The team’s engineer Dr Geoff Slater subsequently joined the majority of the field in telling his driver to push and make a late splash-and-dash stop.

The final stop, triggered by a Safety Car with 11 laps to go, was set to feed Van Gisbergen back into third place behind the non-stopping and still fuel-conscious Jamie Whincup and Mark Winterbottom, but instead proved a disaster.

“We think I over-fuelled it (using too much throttle with the pitlane speed limiter on, which floods the engine) taking off and it just stalled,” Van Gisbergen told post-race.

“It had been hard to get out of the box all day and I just used too much throttle.

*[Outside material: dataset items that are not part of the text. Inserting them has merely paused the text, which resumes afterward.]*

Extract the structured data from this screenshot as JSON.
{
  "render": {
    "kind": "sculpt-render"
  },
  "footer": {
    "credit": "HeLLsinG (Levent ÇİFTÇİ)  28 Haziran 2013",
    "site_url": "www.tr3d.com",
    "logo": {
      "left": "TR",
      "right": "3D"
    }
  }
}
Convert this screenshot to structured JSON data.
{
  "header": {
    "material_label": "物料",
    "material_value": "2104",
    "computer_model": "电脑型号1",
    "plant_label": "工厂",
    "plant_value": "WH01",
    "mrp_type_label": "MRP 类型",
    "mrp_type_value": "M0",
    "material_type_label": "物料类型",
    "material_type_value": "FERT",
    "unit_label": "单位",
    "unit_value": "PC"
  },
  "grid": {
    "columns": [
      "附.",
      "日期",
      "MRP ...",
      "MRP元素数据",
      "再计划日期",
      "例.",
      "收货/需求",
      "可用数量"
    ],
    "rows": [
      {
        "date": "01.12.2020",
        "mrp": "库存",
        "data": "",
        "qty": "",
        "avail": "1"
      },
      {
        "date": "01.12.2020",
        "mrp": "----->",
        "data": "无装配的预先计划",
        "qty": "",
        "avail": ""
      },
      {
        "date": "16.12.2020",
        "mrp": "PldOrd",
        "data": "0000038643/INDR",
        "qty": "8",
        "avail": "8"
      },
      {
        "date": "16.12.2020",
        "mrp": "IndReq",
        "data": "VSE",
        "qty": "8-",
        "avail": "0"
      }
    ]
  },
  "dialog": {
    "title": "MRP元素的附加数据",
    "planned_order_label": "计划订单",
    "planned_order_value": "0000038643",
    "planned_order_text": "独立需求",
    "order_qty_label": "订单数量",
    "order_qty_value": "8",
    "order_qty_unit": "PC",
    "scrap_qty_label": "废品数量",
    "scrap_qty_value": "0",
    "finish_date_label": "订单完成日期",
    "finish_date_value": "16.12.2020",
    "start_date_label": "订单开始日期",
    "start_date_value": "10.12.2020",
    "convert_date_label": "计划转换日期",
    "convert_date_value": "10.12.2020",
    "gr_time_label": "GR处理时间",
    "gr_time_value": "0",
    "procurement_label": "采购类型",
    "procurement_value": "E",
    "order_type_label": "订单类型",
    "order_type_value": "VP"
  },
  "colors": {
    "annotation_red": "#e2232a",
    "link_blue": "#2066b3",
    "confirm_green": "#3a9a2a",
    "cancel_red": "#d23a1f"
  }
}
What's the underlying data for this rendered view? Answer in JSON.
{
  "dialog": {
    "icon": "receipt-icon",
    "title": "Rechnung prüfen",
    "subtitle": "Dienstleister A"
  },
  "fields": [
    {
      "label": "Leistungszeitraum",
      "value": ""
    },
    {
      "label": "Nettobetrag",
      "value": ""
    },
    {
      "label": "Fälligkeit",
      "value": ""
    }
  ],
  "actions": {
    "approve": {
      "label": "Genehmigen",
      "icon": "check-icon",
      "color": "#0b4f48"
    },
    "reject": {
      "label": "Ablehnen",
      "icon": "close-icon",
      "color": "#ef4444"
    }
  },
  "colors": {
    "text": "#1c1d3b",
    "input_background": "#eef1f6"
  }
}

“Normally it would just start up and drive away but that starter motor was dead.”

Exiting the car, a devastated Van Gisbergen brushed aside television crews as he marched through the Tekno garage for the sanctuary of the team truck.

After replacing the starter motor, the team returned to the track and salvaged 16th, but it was naturally of little consolation.

“It’s gutting,” said Van Gisbergen.

“We had a fast car and whether we would have won or not, I don’t know, but we had an awesome shot at it.

“It was the first time I had a clean, fast car at the end of the race and I was giving it all I had.

“I made some good passes to get to the front but that’s what happens here. It’s a tough place to win.

“(After it happened) I just wanted to be by myself and get away from everyone,” he added.

“Because it was an error on my part I just felt so bad for everyone here.

“It’s hard to explain. I’ve never had a good chance to win here before and we had one today but chucked it away.”

Van Gisbergen had started the weekend highly frustrated with his car, tagging the walls in both Thursday practice and Friday qualifying as he dragged seemingly impossible lap times from the unruly Holden.

“We came here with a diabolic pig but we dialled it in and the track came to us a bit as well,” Slater told

“We dialled it in and it was good in the Shootout, but then in the race it wasn’t great initially.

“Shane was struggling to keep up with Frosty (Mark Winterbottom) and Scotty (Scott McLaughlin) but we made some changes under the red flag and the car came on well.”

The red flag had provided an unexpected opportunity to tweak the car’s aerodynamics mid-race.

“Our car was very slow on the straights but we took wing off at the red flag which helped and changed the front-aero as well,” said Van Gisbergen.

“It was more hairy across the top but at least we could keep up down the straights.”

As for struggling with the car in the early part of the weekend, the 25-year-old says he dealt with it in the only way he knows how.

“You’ve got to push here and hang it out,” he said.

“Unfortunately I made a few mistakes and broke a few rear-ends, but you’ve got to push.

“The whole weekend has been unbelievable really.

“It was such a high getting pole and then today… it’s pretty emotional this place.”